Obama's Neighbor: 'My Home Renovation From Hell'

Sally Mercedes
3

home renovationWhen you're renovating your home, your biggest hang-up is probably setting a schedule and hiring the best contractor to make the process easy for you. 

But when your neighbor is President Obama, then that's the least of your problems. Instead, you're worried about the Secret Service and passing the background check. Will that one eccentric college friend who wanted to form a kibbutz prevent you from putting up that white picket fence?

The Moynihans dropped $1.4 million to be the Obamas' BFFs, and I'm sure they're regretting it a little now. They have to get things approved by the White House and there are background checks for the workers at the house. There's also a strict rule against smoking, food, and coffee.

According to The New York Times, they don't want any stinkin' Burger King wrappers flying around, okay? And who wants nasty cigarette butts on the President's fancy lawn? No one, that's who. And coffee ... well, I have no idea what coffee does, but I'm sure they have a good reason.

I mean, really, what did this family think would happen? This is national security we're talking about here! This is serious business!

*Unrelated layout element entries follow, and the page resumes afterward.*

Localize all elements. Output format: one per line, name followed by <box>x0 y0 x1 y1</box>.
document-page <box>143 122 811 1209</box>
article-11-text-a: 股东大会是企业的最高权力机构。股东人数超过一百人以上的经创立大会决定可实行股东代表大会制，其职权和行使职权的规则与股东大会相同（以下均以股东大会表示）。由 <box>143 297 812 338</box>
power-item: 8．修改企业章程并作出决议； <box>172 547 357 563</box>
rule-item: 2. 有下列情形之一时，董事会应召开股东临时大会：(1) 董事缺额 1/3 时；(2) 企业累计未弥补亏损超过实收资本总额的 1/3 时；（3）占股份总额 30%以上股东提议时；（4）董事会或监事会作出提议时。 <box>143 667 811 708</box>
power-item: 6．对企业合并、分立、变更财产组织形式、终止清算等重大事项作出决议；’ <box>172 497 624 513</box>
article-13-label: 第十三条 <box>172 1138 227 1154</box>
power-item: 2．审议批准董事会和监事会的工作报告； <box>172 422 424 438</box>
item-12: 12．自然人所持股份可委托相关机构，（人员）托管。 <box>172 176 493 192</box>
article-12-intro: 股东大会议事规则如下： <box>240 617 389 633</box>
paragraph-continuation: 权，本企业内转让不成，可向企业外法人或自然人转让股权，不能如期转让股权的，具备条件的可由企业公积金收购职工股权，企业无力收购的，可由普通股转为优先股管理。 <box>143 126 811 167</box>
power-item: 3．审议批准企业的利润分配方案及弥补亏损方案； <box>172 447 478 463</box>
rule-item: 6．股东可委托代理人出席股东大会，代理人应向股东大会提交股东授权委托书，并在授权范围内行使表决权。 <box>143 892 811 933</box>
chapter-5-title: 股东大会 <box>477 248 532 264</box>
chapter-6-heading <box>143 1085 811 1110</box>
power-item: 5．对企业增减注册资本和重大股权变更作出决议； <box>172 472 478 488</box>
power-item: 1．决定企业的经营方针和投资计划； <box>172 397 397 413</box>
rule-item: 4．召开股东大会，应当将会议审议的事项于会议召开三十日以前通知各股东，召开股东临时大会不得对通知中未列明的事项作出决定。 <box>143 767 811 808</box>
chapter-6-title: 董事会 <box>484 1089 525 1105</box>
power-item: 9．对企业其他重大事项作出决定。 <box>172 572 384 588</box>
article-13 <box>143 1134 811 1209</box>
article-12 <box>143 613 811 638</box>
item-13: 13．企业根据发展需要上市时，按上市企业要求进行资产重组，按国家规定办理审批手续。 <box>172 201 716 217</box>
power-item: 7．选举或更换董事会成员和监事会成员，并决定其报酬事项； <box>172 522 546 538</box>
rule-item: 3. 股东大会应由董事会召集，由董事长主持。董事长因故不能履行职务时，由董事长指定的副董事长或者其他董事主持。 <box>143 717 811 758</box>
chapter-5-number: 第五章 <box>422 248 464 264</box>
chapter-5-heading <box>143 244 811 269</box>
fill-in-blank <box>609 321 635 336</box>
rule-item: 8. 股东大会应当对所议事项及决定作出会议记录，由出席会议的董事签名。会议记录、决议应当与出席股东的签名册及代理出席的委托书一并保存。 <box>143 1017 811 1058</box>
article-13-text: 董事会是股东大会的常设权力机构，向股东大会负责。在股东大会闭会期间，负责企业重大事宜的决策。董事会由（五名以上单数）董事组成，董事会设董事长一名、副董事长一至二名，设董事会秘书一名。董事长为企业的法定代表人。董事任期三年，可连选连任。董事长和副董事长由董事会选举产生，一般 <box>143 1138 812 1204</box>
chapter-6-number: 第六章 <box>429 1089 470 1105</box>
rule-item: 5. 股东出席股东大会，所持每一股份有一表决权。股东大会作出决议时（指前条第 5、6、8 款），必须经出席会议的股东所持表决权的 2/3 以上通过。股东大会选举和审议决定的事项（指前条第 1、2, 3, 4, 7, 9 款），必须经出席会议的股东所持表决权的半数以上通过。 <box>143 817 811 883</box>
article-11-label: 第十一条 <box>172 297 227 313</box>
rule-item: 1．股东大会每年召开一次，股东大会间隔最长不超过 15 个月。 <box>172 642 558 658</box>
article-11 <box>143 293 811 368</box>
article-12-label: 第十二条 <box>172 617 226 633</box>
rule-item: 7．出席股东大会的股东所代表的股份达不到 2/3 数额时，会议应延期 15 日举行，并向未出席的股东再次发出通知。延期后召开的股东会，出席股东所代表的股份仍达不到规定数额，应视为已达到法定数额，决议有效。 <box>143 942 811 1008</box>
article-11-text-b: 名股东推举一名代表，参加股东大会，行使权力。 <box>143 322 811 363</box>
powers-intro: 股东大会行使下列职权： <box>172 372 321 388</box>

I don't know about you, but I'd be a tad upset if it turned out that terrorists moved in next door, and I'm not even President. Or what about some peeping toms ... out to steal the national secrets? That wouldn't go over very well at all. Then there would be a big hullabaloo about how just any old person can move in next door to the Prez, which would escalate somehow into President Obama knowingly harboring terrorists or something. I'm not up for that type of drama.

So here are some things the White House needs to look out for from these so-called Moynihans:

  • A super-zooming surveillance system pointed right at the Obama home. No more discussing top secret information at family dinner.
  • An abnormally large garage, where they breed wild animals and train them to attack the Obamas. Watch out for that tiger, Mr. President!
  • A lab in the basement. What's that you say -- their daughters are into science? Hogwash, they're building bombs down there! Or perhaps luring the President into a meth addiction.
  • Tiki torches in the backyard. On top of being an eyesore, these bad boys might be designed to set the Obama house on fire.
  • An underground bunker to keep the Obamas in after the kidnapping.

We can all sleep easy tonight knowing that the President and his family are safe. No need to thank me, White House, I consider it my civic duty to warn you of the dangers of this home renovation.

Do you think it's necessary for the White House to oversee the renovation?